[Date Prev][Date Next][Thread Prev][Thread Next][Date Index][Thread Index]
Re: [idn] comments on IDNA-05
First let me point out a typo in IDNA-05: "resolv" should be "resolve".
James Seng/Personal <jseng@pobox.org.sg> wrote:
> An ACE label that decodes to ASCII label should be by definition an
> invalid ACE.
Indeed it is. In fact, I wouldn't even call it an ACE label, I'd call
it an ASCII label that begins with the ACE prefix but is not an ACE
label. Another example would be a label that decodes to a Unicode
string that is not nameprepped.
Any existing labels that coincidentally begin with the ACE prefix are
likely to fall into this category (though they might also turn out to be
valid ACE labels).
IDNA-05 says:
> It is imperative that there be only one ASCII encoding for a
> particular host name. ACE is an encoding for host name labels that
> use non-ASCII characters. Thus, a primary master name server MUST NOT
> contain an ACE-encoded label that decodes to an ASCII label.
Hmmm, that requirement could (with small probability) cause an existing
all-ASCII name that happen to begin with the ACE prefix to become
forbidden.
This requirement does not follow from the rules in section 3, and I
don't see why it's necessary. If a master server contains a label X
beginning with the ACE prefix that decodes to an all-ASCII string Y,
then X is not an ACE label. ToUnicode will not alter X, and ToASCII
will not alter Y, and X and Y will not compare equal.
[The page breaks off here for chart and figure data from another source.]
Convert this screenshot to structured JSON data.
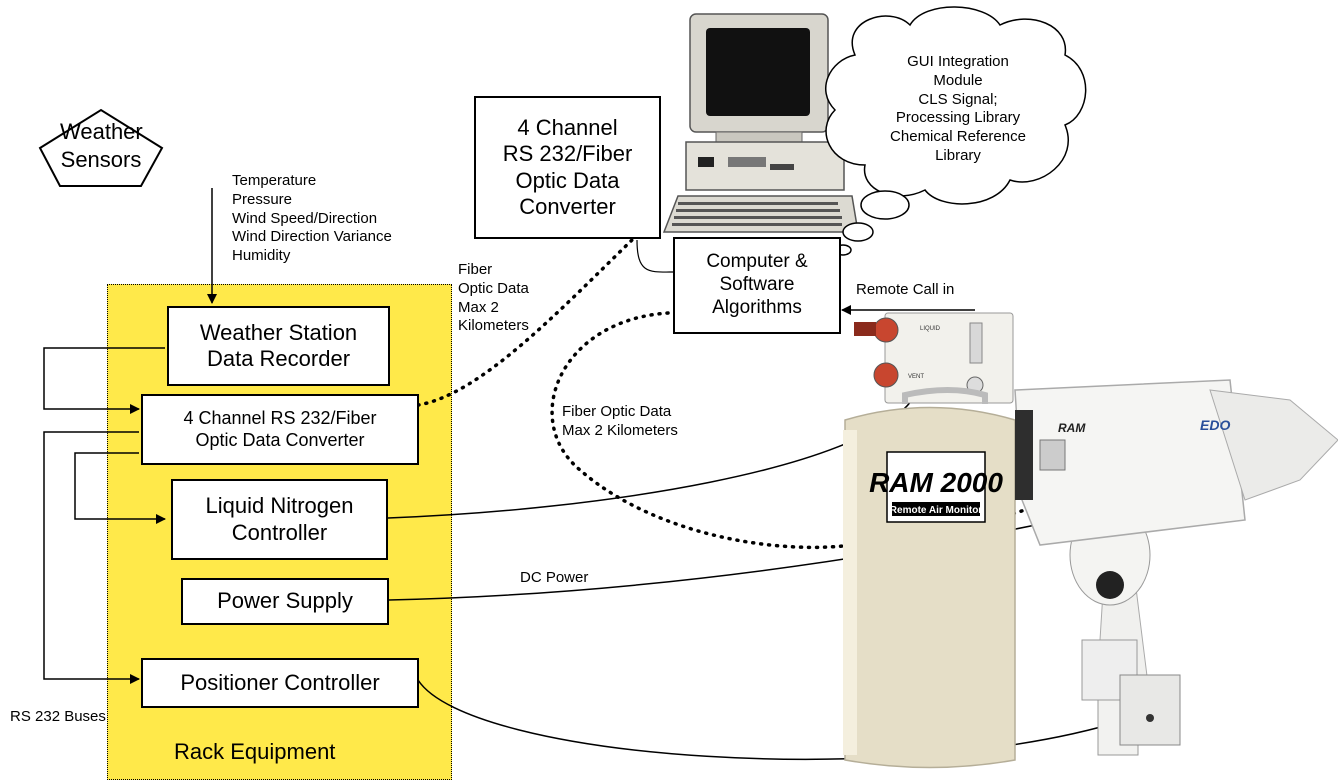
{
  "weather_sensors": "Weather\nSensors",
  "sensor_readings": "Temperature\nPressure\nWind Speed/Direction\nWind Direction Variance\nHumidity",
  "rack": {
    "label": "Rack Equipment",
    "weather_station": "Weather Station\nData Recorder",
    "converter": "4 Channel RS 232/Fiber\nOptic Data Converter",
    "ln2_controller": "Liquid Nitrogen\nController",
    "power_supply": "Power Supply",
    "positioner": "Positioner Controller"
  },
  "rs232_label": "RS 232 Buses",
  "remote_converter": "4 Channel\nRS 232/Fiber\nOptic Data\nConverter",
  "computer_box": "Computer &\nSoftware\nAlgorithms",
  "cloud_text": "GUI Integration\nModule\nCLS Signal;\nProcessing Library\nChemical Reference\nLibrary",
  "fiber_label_1": "Fiber\nOptic Data\nMax 2\nKilometers",
  "fiber_label_2": "Fiber Optic Data\nMax 2 Kilometers",
  "remote_call": "Remote Call in",
  "dc_power": "DC Power",
  "dewar_logo_big": "RAM 2000",
  "dewar_logo_sub": "Remote Air Monitor",
  "dewar_valve_1": "LIQUID",
  "dewar_valve_2": "VENT",
  "instrument_brand": "EDO",
  "instrument_logo": "RAM"
}
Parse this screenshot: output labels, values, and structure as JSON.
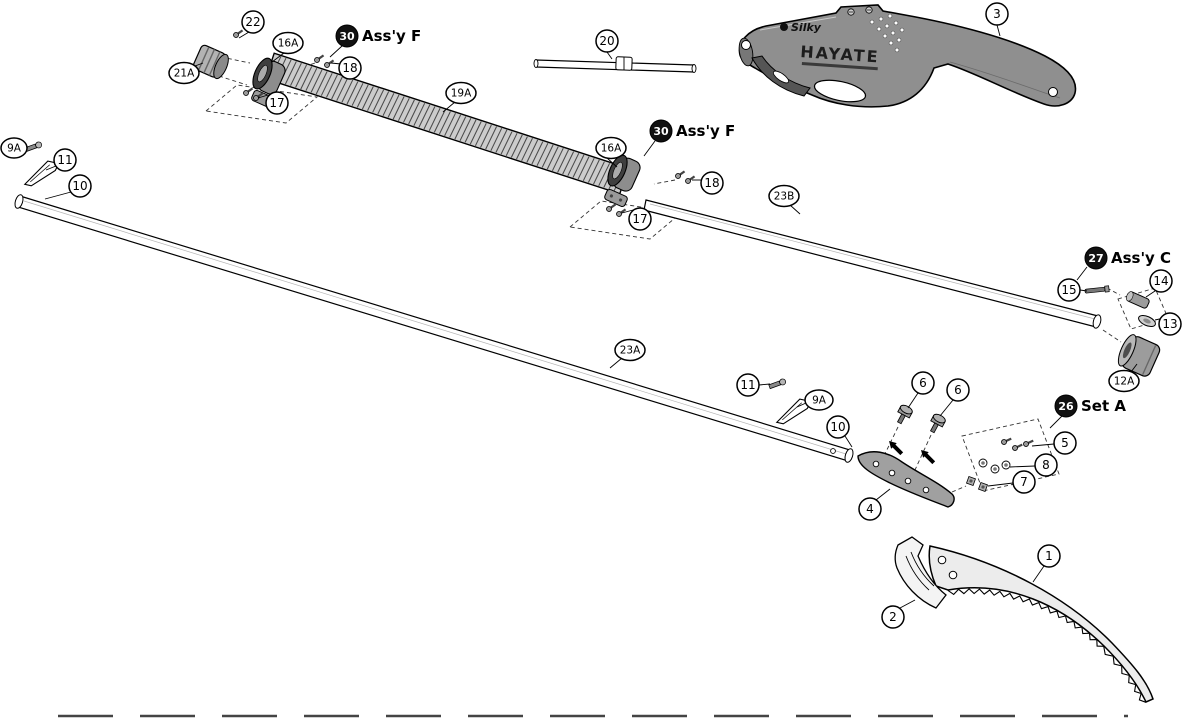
{
  "page": {
    "background": "#ffffff"
  },
  "brand": {
    "logo": "Silky",
    "model": "HAYATE"
  },
  "assemblies": {
    "assy_f": {
      "num": "30",
      "label": "Ass'y F"
    },
    "assy_c": {
      "num": "27",
      "label": "Ass'y C"
    },
    "set_a": {
      "num": "26",
      "label": "Set A"
    }
  },
  "parts": {
    "1": "1",
    "2": "2",
    "3": "3",
    "4": "4",
    "5": "5",
    "6": "6",
    "7": "7",
    "8": "8",
    "9A": "9A",
    "10": "10",
    "11": "11",
    "12A": "12A",
    "13": "13",
    "14": "14",
    "15": "15",
    "16A": "16A",
    "17": "17",
    "18": "18",
    "19A": "19A",
    "20": "20",
    "21A": "21A",
    "22": "22",
    "23A": "23A",
    "23B": "23B"
  },
  "colors": {
    "line": "#000000",
    "metal": "#8f8f8f",
    "badge": "#111111"
  }
}
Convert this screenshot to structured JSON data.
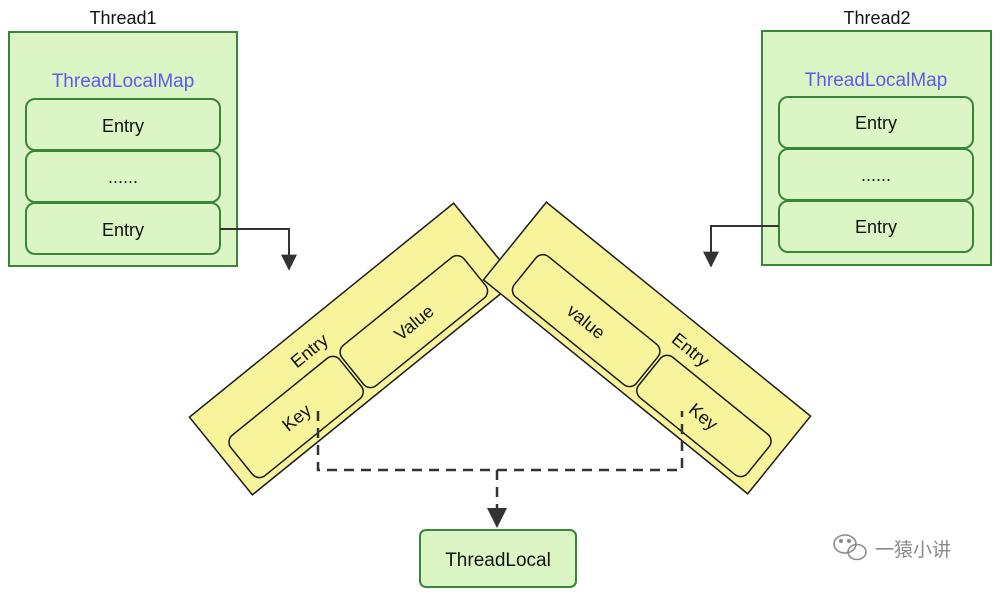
{
  "thread1": {
    "title": "Thread1",
    "map_label": "ThreadLocalMap",
    "rows": [
      "Entry",
      "......",
      "Entry"
    ]
  },
  "thread2": {
    "title": "Thread2",
    "map_label": "ThreadLocalMap",
    "rows": [
      "Entry",
      "......",
      "Entry"
    ]
  },
  "entry_left": {
    "label": "Entry",
    "key": "Key",
    "value": "Value"
  },
  "entry_right": {
    "label": "Entry",
    "key": "Key",
    "value": "value"
  },
  "threadlocal": {
    "label": "ThreadLocal"
  },
  "watermark": {
    "text": "一猿小讲"
  },
  "colors": {
    "thread_fill": "#dcf5c4",
    "row_fill": "#dcf5c4",
    "box_stroke": "#39853a",
    "entry_fill": "#f7f49b",
    "entry_stroke": "#1a1a1a",
    "map_label": "#5b5bf0",
    "line": "#333333"
  }
}
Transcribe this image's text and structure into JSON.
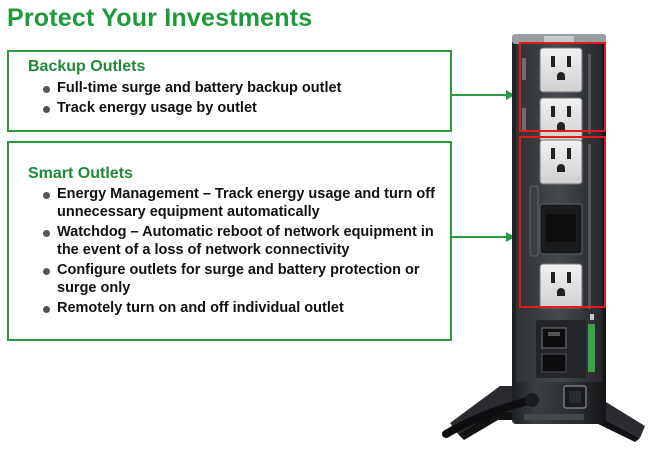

They are simply
two distinct all-ASCII labels, neither of which is an ACE label (despite
the fact that one of them happens to begin with the ACE prefix).
IDNA-05 goes on to say:
> The ToASCII operation assures that no such names are ever output from
> the operation.
Oops, that is simply not true. The ToASCII operation can indeed output
such a label; simply feed it such a label as input, and it will return
it unchanged.
Paul, we need to fix this. I think a fixed version would say something
like this:
It is imperative that there be only one ASCII encoding for a
particular host name. ACE is an encoding for host name labels that
use non-ASCII characters. An ACE-encoded label X that decodes to an
all-ASCII label Y is not an alternate form of Y; in fact, X is not
the ACE form of anything, and applying ToUnicode to X will not alter
it. ToASCII will leave both X and Y unchanged, and hence X and Y
are not matching labels (by rule 3).
But this revised paragraph no longer contains any requirements, nor
does it particularly related to DNS servers, so maybe it should just be
removed.
James said:
> Don't think we should make a mistake to define zone file format. No
> reasons Zone file cant be in UTF-8 so long ToASCII/ToACE is applied
> before using it.
That's true for private zone files read by DNS server implementations.
But for master files used as an interchange format between DNS servers
there needs to be a standard format, and that's why RFC 1035 defines
one. These master files are in fact protocol messages, containing
generic domain name slots, and so rule 1 of section 3 applies (ToASCII
must be applied before insertion).
Paul, by the way, IDNA-05 says "zone files (as specified by section 5 of
RFC 1035)", but actually section 5 of RFC 1035 defines "master files",
not "zone files".
> Suggest to define ASCII Compatible Encoding (ACE) before using it.
The first appearance of "ACE" in the draft is the definition of "ACE
label" in the Terminology section.
> I could define ASCII string as a subset of ACE, therefore, ASCII is
> also an ACE. e.g. An ACE without ACE tag is a valid ACE which decodes
> to ASCII range
That's one way to define it, but not the way the IDNA draft defines it.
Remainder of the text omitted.